L’esposizione mediatica garantita dalla notorietà dei cinque, unito al continuo lavoro di sensibilizzazione portato avanti da migliaia di attivisti in tutto il Paese, sono riusciti a far riaprire il caso in anni considerati particolarmente bui dagli ambienti progressisti indiani; anni in cui, sotto l’amministrazione di Narendra Modi vicina all’ultrainduismo extraparlamentare, gli spazi garantiti ai diritti delle minoranze religiose ed etniche, alla libertà d’espressione e al dissenso in India si sono fatti sempre più ristretti, facendo temere al movimento Lgbtq+ locale una ennesima sconfitta.

CONTRO OGNI PREVISIONE, invece, le prospettive di successo hanno iniziato a prendere quota lo scorso mese di luglio, quando in un affidavit consegnato ai giudici della Corte suprema il governo Modi ha ufficialmente annunciato di voler «lasciare alla saggezza della Corte» la decisione circa la costituzionalità della 377, di fatto spianando la strada alla sentenza storica di ieri.

MENTRE NUMEROSI membri della comunità Lgbtq+ hanno festeggiato in strada nelle principali megalopoli del subcontinente e i social network si riempivano di felicitazioni per il traguardo raggiunto dalla democrazia indiana, le agenzie di stampa restituivano anche opinioni più in linea con la «pancia del Paese».

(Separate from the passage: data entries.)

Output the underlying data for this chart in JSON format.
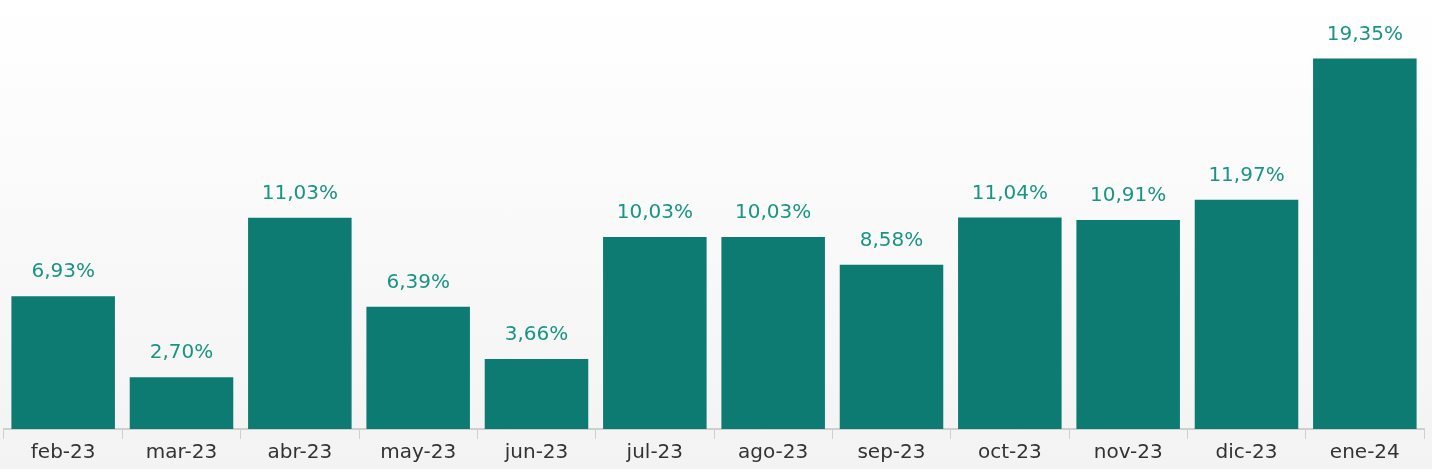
{
  "chart_data": {
    "type": "bar",
    "categories": [
      "feb-23",
      "mar-23",
      "abr-23",
      "may-23",
      "jun-23",
      "jul-23",
      "ago-23",
      "sep-23",
      "oct-23",
      "nov-23",
      "dic-23",
      "ene-24"
    ],
    "values": [
      6.93,
      2.7,
      11.03,
      6.39,
      3.66,
      10.03,
      10.03,
      8.58,
      11.04,
      10.91,
      11.97,
      19.35
    ],
    "value_labels": [
      "6,93%",
      "2,70%",
      "11,03%",
      "6,39%",
      "3,66%",
      "10,03%",
      "10,03%",
      "8,58%",
      "11,04%",
      "10,91%",
      "11,97%",
      "19,35%"
    ],
    "color": "#0e7b73",
    "tick_labels": "x"
  }
}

SUBRAMANIAM SWAMY, membro del Bharatiya Janata Party (Bjp) di Modi e fervente induista, si è augurato che presto un nuovo pool di giudici possa ribaltare la sentenza, poiché l’omosessualità è «praticamente una malattia genetica, come quando qualcuno ha sei dita».

Dello stesso tenore, un comunicato dell’organizzazione musulmana Jamaat-e-Islami Hind: «depenalizzare l’omosessualità e permettere il matrimonio omosessuale [ancora non permesso in India, ndr] distruggerà il sistema della famiglia e la naturale evoluzione e il progresso della razza umana». Per tutti gli altri, ieri è stato un atteso giorno di festa. E un importante segnale di speranza nell’India di domani.